Briana raises her hand. ‘Max goes to the Learning Center a lot. Maybe he got lost going there today.’

‘Thank you, Briana,’ Mrs Palmer says. ‘Someone is checking on that right now.’

‘Why are the police here?’ This is Eric, and he did not raise his hand. Eric never raises his hand.

‘The police are here to help us find Max,’ Mrs Delaney says. ‘They are good at finding lost children. I’m sure that he will turn up soon. But did he say anything to anyone today? Anything at all?’

Kids shake their heads. No one heard Max say anything because no one talks to Max.

‘Okay. Thank you, boys and girls,’ Mrs Palmer says. ‘Mrs Gosk, could I speak to you for a moment?’

Mrs Gosk puts down the book and meets Mrs Palmer in the doorway to the classroom.

I follow.

‘You’re sure he didn’t say anything to you?’ Mrs Palmer asks.

‘Nothing,’ Mrs Gosk says. She sounds annoyed. I would be, too. The police chief has asked Mrs Gosk this question twice already.

‘And you are sure about the time he left the classroom?’

‘I’m sure,’ Mrs Gosk says, even more annoyed.

‘Okay. If the kids think of anything, let me know. I’m going to see about lifting the lockdown. We have a bunch of parents on the street already, waiting to pick up their kids.’

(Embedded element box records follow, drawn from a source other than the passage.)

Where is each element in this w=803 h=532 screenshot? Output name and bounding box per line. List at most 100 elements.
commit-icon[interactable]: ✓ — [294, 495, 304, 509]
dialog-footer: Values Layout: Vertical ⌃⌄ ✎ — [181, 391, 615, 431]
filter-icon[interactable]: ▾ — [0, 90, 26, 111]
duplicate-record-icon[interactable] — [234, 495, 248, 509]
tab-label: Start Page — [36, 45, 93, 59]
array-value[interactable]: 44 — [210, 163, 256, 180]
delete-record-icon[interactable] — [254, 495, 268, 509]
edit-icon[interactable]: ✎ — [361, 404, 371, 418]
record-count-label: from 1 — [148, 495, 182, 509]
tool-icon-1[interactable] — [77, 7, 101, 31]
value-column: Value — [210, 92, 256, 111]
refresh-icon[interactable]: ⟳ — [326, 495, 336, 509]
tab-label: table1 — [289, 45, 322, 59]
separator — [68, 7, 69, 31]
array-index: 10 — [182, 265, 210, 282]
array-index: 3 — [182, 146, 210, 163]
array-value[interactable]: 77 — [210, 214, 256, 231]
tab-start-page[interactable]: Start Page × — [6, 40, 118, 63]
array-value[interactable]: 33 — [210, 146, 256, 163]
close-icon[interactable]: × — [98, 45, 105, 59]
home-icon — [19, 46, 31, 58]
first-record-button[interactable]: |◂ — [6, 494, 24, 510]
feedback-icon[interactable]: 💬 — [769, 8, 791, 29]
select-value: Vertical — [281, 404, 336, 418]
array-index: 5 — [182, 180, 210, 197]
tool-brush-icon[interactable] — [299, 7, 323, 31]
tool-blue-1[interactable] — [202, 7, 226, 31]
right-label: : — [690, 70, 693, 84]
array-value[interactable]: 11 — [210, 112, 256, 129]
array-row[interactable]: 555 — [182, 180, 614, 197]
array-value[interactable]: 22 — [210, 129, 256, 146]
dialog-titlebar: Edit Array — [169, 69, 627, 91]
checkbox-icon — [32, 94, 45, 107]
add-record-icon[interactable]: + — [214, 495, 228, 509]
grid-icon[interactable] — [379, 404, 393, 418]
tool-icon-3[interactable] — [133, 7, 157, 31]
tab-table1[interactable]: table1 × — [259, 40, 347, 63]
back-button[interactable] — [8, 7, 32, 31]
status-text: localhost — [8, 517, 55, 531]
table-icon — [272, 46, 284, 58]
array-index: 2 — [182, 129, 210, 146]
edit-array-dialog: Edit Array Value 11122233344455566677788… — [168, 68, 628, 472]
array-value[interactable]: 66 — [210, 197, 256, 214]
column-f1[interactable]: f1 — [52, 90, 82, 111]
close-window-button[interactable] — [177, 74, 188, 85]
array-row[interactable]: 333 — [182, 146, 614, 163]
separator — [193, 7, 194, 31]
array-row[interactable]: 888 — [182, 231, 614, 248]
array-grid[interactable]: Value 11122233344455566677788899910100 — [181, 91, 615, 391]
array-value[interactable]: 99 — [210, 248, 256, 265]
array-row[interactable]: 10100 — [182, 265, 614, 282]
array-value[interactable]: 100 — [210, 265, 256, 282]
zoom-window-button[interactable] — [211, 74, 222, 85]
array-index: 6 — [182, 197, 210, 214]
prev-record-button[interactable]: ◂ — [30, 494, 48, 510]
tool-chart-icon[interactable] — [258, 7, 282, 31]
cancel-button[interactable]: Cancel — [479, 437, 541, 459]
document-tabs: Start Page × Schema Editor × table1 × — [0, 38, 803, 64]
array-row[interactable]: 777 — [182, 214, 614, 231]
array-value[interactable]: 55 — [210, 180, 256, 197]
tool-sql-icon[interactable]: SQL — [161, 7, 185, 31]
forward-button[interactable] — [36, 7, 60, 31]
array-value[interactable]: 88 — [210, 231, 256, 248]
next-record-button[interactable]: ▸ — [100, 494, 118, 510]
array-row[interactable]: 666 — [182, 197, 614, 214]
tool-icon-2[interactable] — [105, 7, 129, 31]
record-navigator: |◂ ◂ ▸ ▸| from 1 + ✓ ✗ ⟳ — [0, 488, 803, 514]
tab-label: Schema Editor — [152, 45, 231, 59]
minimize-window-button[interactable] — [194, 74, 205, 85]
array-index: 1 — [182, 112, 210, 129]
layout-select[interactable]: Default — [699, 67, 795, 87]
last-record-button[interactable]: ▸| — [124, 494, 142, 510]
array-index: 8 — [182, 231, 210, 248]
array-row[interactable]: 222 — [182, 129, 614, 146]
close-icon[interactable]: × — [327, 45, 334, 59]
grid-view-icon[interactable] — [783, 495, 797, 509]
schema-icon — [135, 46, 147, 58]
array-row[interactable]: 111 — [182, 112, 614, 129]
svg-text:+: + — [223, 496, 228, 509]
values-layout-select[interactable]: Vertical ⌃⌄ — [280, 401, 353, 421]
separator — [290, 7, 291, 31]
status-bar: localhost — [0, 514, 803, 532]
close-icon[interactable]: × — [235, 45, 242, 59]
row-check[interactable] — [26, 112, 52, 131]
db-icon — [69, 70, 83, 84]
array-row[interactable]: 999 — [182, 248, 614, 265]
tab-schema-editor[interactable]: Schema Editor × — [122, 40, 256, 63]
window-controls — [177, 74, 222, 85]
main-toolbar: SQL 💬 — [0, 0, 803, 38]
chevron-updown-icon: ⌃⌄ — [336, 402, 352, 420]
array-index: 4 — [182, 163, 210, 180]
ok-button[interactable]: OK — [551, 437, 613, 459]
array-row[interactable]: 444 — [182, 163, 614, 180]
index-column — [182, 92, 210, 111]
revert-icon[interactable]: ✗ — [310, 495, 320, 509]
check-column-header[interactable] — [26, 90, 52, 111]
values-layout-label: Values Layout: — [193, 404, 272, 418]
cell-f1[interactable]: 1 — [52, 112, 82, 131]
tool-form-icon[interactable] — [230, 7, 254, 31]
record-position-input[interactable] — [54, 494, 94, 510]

‘The parents already know?’ Mrs Gosk asks.

‘The police have been knocking on doors for two hours, and the PTO is organizing volunteers to search the neighborhood. An Amber Alert went out. There’s a news van outside already. There are bound to be more before six.’

‘Oh,’ Mrs Gosk says, and she sounds a lot less annoyed. She sounds like a little kid who has just been punished. Mrs Gosk never sounds like this. She sounds scared and confused, and this scares me.